The modern next-gen rockets are all going to use super chilled, densified liquid methane, which has its own issues. Because methane is much denser than H2 you get more actual hydrogen in a volume, the molecules don't imbrittle your tanks and you can reuse the tanks, piping etc. LCH4 is also much warmer that H2 so you need less energy, insulation etc to handle it. Oh and you can use solar energy on places like Mars to make Methane and Oxygen out of the air and dirt. One tank design was using liquid oxygen pipes as the cooling for the liquid methane, which helps if you want redundant systems to reduce weight. That big tank on the Shuttle Stack? Almost all Hydrogen storage That little, tiny tank on top is the LOX. The problem with methane is that darn carbon atom. CH4 and O2 make water and CO2... if the engine is not hot enough and engineered well enough. If the engine is not engineered correctly, you get a carbon soot covering your impellers, turbines and combustion chambers instead of that CO2 and that causes all kinds of issues. Most of these are being solved now as the main rocket fuel for, say SpaceX, is avionic kerosene which is why the exhaust looks "sooty" on the launch videos. They traded some of the chemical efficiency of the engine for reliability and lower cost.
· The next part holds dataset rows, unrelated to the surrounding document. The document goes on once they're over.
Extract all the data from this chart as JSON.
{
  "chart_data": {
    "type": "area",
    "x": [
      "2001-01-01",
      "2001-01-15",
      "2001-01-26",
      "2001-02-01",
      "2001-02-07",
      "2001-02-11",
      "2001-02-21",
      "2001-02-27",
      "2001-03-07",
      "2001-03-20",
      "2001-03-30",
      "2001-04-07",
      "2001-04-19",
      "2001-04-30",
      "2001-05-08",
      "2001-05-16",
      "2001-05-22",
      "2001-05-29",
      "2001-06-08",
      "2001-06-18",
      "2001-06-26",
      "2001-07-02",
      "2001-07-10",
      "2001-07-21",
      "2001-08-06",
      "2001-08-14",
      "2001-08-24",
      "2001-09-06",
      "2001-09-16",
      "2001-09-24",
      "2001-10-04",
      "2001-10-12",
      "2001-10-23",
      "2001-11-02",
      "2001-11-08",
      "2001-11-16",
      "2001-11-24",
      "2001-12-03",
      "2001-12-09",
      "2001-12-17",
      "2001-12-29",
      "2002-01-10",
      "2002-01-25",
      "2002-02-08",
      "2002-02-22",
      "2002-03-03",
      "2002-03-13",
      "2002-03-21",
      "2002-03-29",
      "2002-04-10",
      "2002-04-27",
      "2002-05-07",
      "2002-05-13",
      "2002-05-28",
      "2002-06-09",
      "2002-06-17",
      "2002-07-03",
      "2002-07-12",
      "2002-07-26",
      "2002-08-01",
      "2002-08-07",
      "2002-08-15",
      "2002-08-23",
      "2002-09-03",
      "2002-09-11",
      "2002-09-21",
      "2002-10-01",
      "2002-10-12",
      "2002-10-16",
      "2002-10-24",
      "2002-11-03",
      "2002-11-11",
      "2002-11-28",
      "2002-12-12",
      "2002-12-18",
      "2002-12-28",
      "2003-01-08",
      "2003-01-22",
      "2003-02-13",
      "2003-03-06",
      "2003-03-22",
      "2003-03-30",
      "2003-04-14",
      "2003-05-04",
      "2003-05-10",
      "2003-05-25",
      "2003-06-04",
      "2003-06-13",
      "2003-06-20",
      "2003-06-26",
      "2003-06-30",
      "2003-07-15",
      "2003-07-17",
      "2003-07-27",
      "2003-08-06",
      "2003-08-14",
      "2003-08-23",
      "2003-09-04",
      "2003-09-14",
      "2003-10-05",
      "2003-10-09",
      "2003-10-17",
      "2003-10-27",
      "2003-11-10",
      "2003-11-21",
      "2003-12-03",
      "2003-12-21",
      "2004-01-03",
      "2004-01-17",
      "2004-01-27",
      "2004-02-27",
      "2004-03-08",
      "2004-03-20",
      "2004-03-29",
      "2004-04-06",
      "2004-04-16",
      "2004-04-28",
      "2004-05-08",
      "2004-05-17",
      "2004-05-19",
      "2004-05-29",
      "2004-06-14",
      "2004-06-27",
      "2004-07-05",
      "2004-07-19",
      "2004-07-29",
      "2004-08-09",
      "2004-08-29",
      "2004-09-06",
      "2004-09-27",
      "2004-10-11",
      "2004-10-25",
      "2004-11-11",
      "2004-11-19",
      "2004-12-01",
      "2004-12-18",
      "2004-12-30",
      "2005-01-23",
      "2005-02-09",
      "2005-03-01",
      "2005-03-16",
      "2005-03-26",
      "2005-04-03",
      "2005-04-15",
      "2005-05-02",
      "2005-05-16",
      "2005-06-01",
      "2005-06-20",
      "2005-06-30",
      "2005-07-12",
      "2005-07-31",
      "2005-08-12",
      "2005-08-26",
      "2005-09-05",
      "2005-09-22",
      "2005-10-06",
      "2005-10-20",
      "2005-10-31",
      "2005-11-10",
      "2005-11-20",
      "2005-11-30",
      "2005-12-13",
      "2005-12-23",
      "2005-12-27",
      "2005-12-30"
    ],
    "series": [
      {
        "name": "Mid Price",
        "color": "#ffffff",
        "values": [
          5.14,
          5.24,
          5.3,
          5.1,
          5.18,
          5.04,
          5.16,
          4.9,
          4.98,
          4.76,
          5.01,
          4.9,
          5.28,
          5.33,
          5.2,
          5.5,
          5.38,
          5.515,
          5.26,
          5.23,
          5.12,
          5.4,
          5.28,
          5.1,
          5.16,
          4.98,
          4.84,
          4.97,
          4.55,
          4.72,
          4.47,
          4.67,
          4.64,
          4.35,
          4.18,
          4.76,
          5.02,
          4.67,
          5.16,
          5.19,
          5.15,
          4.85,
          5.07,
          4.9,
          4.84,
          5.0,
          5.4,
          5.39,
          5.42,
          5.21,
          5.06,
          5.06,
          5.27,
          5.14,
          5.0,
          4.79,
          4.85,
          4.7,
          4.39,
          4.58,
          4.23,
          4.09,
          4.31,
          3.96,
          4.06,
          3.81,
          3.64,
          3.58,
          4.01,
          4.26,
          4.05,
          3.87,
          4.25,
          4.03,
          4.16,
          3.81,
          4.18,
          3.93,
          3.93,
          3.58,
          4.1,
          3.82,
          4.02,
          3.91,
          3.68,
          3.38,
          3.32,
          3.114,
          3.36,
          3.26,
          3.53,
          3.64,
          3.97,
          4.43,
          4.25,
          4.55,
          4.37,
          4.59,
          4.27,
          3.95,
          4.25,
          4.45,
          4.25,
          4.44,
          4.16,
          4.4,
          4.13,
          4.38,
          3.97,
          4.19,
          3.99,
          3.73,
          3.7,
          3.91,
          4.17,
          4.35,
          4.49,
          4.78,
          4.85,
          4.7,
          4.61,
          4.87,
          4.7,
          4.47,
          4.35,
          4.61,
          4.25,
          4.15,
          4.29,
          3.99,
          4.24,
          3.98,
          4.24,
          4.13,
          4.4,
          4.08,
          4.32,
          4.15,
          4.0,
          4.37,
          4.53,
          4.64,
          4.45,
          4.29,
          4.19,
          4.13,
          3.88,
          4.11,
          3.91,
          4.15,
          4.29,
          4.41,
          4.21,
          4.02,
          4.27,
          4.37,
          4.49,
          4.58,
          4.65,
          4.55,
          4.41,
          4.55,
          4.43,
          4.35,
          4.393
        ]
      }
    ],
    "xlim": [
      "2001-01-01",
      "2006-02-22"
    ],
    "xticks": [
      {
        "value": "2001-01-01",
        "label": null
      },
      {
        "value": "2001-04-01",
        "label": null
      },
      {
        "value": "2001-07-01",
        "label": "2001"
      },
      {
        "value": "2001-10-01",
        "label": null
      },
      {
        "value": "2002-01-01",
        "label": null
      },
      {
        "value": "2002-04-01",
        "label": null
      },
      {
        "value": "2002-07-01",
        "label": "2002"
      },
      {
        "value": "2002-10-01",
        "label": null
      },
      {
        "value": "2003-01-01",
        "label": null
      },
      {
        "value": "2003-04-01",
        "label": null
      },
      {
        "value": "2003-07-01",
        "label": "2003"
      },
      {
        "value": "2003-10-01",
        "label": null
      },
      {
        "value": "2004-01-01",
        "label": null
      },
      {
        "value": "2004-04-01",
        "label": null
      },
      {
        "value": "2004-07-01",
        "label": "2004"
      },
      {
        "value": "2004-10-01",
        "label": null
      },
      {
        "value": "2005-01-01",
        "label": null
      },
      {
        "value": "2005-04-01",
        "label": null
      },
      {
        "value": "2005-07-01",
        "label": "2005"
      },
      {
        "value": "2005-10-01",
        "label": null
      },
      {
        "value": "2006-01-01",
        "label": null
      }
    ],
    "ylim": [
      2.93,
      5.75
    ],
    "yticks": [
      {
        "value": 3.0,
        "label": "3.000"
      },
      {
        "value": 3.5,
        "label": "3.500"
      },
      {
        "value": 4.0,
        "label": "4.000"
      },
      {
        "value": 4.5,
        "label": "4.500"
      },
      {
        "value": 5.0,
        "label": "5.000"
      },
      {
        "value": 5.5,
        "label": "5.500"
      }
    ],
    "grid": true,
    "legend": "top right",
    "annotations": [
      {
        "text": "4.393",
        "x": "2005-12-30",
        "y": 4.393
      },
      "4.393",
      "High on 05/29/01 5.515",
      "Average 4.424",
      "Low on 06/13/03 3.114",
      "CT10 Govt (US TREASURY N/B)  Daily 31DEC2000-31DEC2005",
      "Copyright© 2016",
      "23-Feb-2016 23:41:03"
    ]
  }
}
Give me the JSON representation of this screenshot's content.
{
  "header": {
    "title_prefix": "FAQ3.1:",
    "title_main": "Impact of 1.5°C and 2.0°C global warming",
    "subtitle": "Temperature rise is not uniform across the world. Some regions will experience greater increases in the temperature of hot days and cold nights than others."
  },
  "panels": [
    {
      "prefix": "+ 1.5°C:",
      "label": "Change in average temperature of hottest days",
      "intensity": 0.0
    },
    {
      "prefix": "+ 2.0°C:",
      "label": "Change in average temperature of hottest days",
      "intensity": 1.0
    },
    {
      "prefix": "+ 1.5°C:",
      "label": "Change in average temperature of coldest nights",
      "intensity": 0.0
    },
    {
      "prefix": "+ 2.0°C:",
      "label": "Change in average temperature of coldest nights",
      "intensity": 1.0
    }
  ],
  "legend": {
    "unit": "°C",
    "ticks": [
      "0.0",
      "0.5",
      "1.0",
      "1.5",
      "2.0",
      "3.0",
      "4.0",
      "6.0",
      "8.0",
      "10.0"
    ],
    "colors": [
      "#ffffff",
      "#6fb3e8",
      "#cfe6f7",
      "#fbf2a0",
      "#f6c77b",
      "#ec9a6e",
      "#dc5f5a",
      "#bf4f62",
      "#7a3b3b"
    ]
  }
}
With Methane, from what I have read in the past, the same tricks to prevent soot in the engine won't work because Methane needs higher temperatures and tighter tolerances, and it is harder to use the fuel-rich mixture they currently use to cool the engines and parts.
The Sea Dragon is the largest rocket that I am aware of that had actual design work done on it outside of science fiction. The sound from the rocket was such that everything within 50 miles of the engine bell would be shook to dead or deafened. That rocket had a max payload of 500 tons, on paper-take about 75% of that for the real value. Then there is the cost to pound and do we really need to send a payload that large into orbit any more?
The short answer to your question? 100 tons usable cargo to orbit reliably is doable and a realistic goal; if cash is thrown at the problem, they can make the rockets cheap and reusable reducing the price per kg to orbit. Any more than that is limited by chemistry, physics, and the politics of what you need to launch such a large rocket.